I read every article [including the following, appearing in the October 4 and current issues of the CFS newsletter] and found them to be extremely helpful and informative. “One Man's Meat” is something I think way too many people don't understand. I have read posts on many medical bulletin boards where people are talking about all kinds of meds, especially for pain and mental health. They seem to be dominated by a few people who took a drug and found it to not help them or have adverse side effects or withdrawals. (Half the time because they never told their doctor and went off cold turkey, then blame the drug.) Your "Know Your Prescription Drugs” goes hand in hand with that, making it clear how important it is to be an educated consumer about the meds we take and how to go about gathering that information. Also, as someone who has recently been doing a lot of studying of the brain, I found your article on “The Placebo Effect” to be very interesting, informative, and educational.
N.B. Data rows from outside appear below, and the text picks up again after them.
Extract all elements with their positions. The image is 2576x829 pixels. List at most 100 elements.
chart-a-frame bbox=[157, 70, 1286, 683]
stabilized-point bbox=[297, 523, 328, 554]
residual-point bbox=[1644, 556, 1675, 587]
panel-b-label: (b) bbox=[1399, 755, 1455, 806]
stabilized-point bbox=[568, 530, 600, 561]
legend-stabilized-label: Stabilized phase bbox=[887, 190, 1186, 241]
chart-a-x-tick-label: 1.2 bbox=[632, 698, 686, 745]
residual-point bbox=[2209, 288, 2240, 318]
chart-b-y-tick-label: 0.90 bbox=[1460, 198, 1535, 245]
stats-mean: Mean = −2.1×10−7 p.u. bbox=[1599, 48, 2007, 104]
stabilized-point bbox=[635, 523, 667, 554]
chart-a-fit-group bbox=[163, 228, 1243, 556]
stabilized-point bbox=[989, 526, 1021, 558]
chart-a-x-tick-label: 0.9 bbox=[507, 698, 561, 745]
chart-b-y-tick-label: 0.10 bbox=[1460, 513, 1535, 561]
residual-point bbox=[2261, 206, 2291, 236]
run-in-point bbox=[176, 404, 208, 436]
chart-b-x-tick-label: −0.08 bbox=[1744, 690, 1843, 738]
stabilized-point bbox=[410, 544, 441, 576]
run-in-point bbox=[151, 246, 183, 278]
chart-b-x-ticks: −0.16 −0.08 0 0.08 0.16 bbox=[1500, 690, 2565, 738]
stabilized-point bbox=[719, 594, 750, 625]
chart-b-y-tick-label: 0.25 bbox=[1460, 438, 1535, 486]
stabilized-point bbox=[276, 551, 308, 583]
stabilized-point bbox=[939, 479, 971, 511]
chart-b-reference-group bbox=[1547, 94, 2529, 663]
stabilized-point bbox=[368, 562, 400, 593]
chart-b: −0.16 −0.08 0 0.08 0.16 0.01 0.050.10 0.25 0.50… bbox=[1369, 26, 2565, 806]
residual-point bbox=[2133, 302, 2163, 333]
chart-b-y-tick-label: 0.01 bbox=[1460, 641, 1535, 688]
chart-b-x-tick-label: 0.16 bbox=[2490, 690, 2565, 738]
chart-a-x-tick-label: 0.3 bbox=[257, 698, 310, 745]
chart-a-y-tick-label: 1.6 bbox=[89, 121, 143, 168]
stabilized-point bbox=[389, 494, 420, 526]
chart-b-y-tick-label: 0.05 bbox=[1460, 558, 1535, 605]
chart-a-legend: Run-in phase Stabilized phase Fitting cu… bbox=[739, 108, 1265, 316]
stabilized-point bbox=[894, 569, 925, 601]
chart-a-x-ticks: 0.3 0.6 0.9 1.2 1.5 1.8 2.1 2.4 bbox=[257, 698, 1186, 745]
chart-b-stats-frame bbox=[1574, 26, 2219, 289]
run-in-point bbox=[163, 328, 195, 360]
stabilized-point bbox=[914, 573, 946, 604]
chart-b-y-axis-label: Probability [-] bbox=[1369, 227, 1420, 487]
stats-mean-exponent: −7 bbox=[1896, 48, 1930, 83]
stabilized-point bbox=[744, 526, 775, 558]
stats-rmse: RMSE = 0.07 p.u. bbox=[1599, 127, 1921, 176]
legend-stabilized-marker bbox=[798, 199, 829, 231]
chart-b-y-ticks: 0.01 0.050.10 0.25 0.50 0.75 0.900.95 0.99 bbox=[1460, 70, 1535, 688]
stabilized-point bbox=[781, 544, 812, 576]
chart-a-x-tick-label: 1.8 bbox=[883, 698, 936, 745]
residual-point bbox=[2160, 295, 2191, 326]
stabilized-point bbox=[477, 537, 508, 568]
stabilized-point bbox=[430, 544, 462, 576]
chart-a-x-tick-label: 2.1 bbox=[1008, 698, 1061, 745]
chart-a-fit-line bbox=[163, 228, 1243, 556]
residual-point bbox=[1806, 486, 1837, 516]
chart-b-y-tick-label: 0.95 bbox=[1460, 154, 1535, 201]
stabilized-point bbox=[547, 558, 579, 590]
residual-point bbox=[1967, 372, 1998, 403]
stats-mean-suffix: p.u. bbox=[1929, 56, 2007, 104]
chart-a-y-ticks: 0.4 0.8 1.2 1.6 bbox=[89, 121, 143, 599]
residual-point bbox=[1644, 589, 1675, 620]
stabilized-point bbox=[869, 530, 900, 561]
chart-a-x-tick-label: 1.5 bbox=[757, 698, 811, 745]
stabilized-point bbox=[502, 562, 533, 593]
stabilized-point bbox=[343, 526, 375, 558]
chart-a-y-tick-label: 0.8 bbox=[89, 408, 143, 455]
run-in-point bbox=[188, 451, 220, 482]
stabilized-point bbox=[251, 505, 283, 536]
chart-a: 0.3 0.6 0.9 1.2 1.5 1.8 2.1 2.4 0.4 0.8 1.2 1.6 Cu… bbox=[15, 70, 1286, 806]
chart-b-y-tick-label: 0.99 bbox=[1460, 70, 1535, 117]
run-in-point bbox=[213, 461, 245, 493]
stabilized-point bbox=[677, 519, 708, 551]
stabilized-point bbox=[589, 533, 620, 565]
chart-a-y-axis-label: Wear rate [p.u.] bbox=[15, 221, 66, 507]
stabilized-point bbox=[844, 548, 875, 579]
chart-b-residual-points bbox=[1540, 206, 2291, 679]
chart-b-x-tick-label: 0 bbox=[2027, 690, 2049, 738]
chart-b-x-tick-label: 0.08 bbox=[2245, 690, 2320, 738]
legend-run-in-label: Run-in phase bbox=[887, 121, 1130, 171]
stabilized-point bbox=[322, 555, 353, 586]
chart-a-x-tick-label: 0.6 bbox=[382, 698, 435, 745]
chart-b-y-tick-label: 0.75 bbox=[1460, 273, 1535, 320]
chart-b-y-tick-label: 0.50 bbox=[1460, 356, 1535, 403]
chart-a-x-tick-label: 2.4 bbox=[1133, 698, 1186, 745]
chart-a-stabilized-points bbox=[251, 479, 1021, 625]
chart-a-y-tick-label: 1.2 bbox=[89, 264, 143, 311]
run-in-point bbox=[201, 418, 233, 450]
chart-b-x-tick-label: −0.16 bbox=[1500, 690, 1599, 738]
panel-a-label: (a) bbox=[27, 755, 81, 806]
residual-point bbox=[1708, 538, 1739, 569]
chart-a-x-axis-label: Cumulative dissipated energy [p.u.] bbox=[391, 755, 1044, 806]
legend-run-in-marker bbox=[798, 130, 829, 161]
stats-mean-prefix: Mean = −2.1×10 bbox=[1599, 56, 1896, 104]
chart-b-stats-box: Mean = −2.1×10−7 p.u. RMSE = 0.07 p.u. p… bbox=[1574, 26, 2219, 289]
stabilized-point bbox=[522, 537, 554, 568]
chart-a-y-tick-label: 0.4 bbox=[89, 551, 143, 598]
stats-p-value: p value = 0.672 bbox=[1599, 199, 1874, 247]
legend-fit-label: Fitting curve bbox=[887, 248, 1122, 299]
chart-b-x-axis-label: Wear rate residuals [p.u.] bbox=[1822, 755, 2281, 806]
As someone who has dealt with chronic pain and talked to many others in the same situation, I know many people have trouble finding good pain management doctors and clinics. That article was very helpful with references to look to for help. Thank you for these articles and I know they are going to help a lot of people. I wish this newsletter was must reading for everyone. - Karen
On the Name Change – Us vs. those who wish to “discredit” CFS
Regarding the CFS “name change” issue, I would be interested to hear how medical specialists for ME/CFS view this concern. My own specialist is the world renowned Dr. Bruce Carruthers.* And I seem to remember reading an article by him where he said, while agreeing that the label CFS is trivial sounding when the illness is anything but trivial, he was of the opinion (at that time, anyway) that we needed a clearer idea that pointed to a “proper” naming of the illness… Even in the UK, where CFS is called something which sounds serious, they are still plagued by the “deconstructionist movement,” led undoubtedly by insurance companies and their underwriters to discredit the illness all together. I don't know that successfully changing the name here… would even put a dent in their armor. However, having said that, I would so prefer to have a decent-sounding name to give to those who ask or need to know. And I do like the idea of using Dr. Ramsay's* name rather than one symptom - so annoying. My vote (at this time) is for Ramsay's Syndrome – Beverly *
Bruce Carruthers, MD, was lead author of the Canadian Consensus article “Myalgic Encephalomyelitis/Chronic Fatigue Syndrome: Clinical Case Definition, Diagnostic and Treatment Protocols,” which was published in Journal of Chronic Fatigue Syndrome 2003, Vol. 11, #1: pp. 7-115. Just recently, in August 2006, he published a perspective on the various definitions of ME/CFS and the process of discovering its cause (abstracted at http://www.immunesupport.com/library/showarticle.cfm/id/7322 )
Dr. Melvin Ramsay, a physician who practiced in the Uk, first defined and was the recognized authority on CFS/ME from 1955 until his death in 1990.